Re: defrag VM on a san lefthand

Hello,

defrag is nice for single disks to align the blocks, but in a SAN, with a storage system and multiple disks, the blocks are distributed over many disks/ storages. In an enviroment with many servers, logical drivces and physical disks you can't align the blocks.

Regards,
Patrick
Best regards,
Patrick
Uwe Zessin
Honored Contributor

Re: defrag VM on a san lefthand

You can align 'blocks' ... somewhat at the physical level if the file system block size/ 'cluster' size is smaller than the storage array's chunk size and on the file system's logical level which can result in less I/Os.

Here is some interesting reading:
http://vpivot.com/2010/04/14/windows-guest-defragmentation-take-two


But every environment is different, so the best is if you can try it out.

One warning though: the recommendation not to run defragmentation mostly refers when one is using thin-provisioning or snapshots/smart clones on a volume.

Defragmentation makes volume changes - not good for snapshots - and it can write into previously untouched areas - not good for thin-provisioning.
.
TALVASSON
Frequent Advisor

Re: defrag VM on a san lefthand

thanks for all the documentation

after reading all those documents, i was not sur for what to do
so, i choice to stop for the moment the defrag and i will search more about.
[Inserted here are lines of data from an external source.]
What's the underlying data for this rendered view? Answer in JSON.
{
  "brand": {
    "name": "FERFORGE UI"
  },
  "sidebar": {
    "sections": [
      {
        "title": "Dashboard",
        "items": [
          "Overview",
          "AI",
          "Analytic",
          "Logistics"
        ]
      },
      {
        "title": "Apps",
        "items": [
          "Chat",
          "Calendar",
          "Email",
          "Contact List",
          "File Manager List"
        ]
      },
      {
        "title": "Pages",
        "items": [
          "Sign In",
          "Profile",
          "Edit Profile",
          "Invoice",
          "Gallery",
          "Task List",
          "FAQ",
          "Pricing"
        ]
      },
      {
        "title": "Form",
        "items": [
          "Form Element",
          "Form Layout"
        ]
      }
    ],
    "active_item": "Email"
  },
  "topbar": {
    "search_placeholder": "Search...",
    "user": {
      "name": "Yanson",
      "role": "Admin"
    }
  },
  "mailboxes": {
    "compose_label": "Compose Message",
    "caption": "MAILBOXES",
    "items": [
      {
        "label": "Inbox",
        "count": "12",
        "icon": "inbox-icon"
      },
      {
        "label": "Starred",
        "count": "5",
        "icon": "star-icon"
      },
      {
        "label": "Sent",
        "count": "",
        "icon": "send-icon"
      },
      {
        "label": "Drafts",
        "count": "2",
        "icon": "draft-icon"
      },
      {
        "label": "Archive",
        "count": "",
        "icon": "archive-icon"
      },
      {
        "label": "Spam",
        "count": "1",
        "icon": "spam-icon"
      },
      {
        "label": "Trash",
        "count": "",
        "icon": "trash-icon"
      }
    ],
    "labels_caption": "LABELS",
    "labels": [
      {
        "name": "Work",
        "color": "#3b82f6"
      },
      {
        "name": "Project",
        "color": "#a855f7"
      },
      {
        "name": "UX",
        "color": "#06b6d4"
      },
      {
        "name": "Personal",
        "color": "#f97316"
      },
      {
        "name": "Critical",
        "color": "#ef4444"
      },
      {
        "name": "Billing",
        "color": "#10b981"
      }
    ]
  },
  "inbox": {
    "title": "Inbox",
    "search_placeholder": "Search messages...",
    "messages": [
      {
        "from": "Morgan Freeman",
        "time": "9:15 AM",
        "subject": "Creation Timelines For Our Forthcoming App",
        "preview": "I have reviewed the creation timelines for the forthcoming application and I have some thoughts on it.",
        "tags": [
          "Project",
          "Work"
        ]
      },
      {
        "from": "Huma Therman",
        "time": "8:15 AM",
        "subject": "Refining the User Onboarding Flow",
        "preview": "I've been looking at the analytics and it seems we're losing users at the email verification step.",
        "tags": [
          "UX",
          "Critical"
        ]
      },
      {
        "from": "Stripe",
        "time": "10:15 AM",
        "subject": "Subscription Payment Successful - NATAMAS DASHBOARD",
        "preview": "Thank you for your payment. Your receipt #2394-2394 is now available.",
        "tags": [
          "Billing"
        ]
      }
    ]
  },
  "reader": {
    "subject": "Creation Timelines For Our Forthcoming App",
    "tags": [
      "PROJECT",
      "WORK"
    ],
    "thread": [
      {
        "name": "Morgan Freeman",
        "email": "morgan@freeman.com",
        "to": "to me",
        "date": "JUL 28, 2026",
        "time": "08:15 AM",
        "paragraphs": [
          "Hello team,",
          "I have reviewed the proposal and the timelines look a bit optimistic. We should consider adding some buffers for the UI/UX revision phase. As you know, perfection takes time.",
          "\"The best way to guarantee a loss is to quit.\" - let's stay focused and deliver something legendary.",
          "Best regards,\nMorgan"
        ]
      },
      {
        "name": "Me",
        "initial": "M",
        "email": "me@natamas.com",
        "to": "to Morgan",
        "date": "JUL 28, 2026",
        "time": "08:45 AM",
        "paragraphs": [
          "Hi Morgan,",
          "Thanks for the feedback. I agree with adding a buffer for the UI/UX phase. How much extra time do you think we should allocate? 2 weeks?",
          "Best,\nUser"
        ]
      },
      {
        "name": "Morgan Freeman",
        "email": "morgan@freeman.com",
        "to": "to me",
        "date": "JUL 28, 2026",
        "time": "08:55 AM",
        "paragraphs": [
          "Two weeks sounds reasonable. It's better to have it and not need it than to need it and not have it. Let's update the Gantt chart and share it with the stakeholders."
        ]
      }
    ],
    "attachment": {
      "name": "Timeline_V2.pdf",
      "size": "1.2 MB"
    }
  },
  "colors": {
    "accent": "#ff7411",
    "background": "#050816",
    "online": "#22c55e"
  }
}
For information i had a VMWARE VM Windows 2008 R1 on a thin provisionning volume on a san lefhand

nicolas
jason andrade
Frequent Advisor

Re: defrag VM on a san lefthand

defragging made sense to me when you had locally attached spindles and usually no raid involved.

filesystems were also a lot more primitive back then.

with the advent of raid and then SANs where you have moved to dozens and hundreds of spindles, trying to realign blocks didn't really make sense anymore.

in addition a lot of filesystems now seem to do built in defragmentation.